Department of Measurement Technology and Industrial Electrical Engineering, Lund University, Lund, Sweden.
Department of Measurement Technology and Industrial Electrical Engineering, Lund University, Lund, Sweden ; Lund University, CREATE Health, Lund, Sweden.
Biomicrofluidics. 2013 Mar 28;7(2):24107. doi: 10.1063/1.4798473. eCollection 2013.
Acoustic trapping of minute bead amounts against fluid flow allows for easy automation of multiple assay steps, using a convenient aspirate/dispense format. Here, a method based on acoustic trapping that allows sample preparation for immuno-matrix-assisted laser desorption/ionization mass spectrometry using only half a million 2.8 μm antibody covered beads is presented. The acoustic trapping is done in 200 × 2000 μm(2) glass capillaries and provides highly efficient binding and washing conditions, as shown by complete removal of detergents and sample processing times of 5-10 min. The versatility of the method is demonstrated using an antibody against Angiotensin I (Ang I), a peptide hormone involved in hypotension. Using this model system, the acoustic trapping was efficient in enriching Angiotensin at 400 pM spiked in plasma samples.

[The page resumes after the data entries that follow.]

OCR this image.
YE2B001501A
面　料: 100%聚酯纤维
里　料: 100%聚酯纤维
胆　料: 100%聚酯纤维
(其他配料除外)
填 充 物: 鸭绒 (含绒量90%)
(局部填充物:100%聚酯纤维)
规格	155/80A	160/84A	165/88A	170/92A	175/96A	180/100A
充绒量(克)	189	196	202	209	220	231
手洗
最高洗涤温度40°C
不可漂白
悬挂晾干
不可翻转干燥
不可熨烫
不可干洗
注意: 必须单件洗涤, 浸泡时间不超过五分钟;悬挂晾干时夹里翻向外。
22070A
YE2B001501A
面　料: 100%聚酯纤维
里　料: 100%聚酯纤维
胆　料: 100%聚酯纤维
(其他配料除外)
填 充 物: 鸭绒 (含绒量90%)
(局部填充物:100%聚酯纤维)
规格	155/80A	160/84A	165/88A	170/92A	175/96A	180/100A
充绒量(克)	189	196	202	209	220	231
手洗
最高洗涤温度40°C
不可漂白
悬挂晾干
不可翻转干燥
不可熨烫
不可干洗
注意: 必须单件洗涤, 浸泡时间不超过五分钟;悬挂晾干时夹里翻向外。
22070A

利用声捕获技术,即使只有 50 万个 2.8μm 抗体覆盖的珠子,也可以轻松地自动化进行多个检测步骤,从而实现对微量 bead 数量的流体流动的捕获。本文介绍了一种基于声捕获的方法,仅使用半百万个 2.8μm 抗体覆盖的珠子,即可完成用于免疫基质辅助激光解吸/电离质谱法的样品制备。声捕获在 200×2000μm(2)玻璃毛细管中进行,并提供了高效的结合和洗涤条件,如完全去除洗涤剂和 5-10min 的样品处理时间所示。该方法的多功能性通过针对血管紧张素 I (Ang I)的抗体进行了演示,Ang I 是一种参与低血压的肽激素。使用该模型系统,声捕获在富集血浆样品中 400pM 浓度的血管紧张素方面非常有效。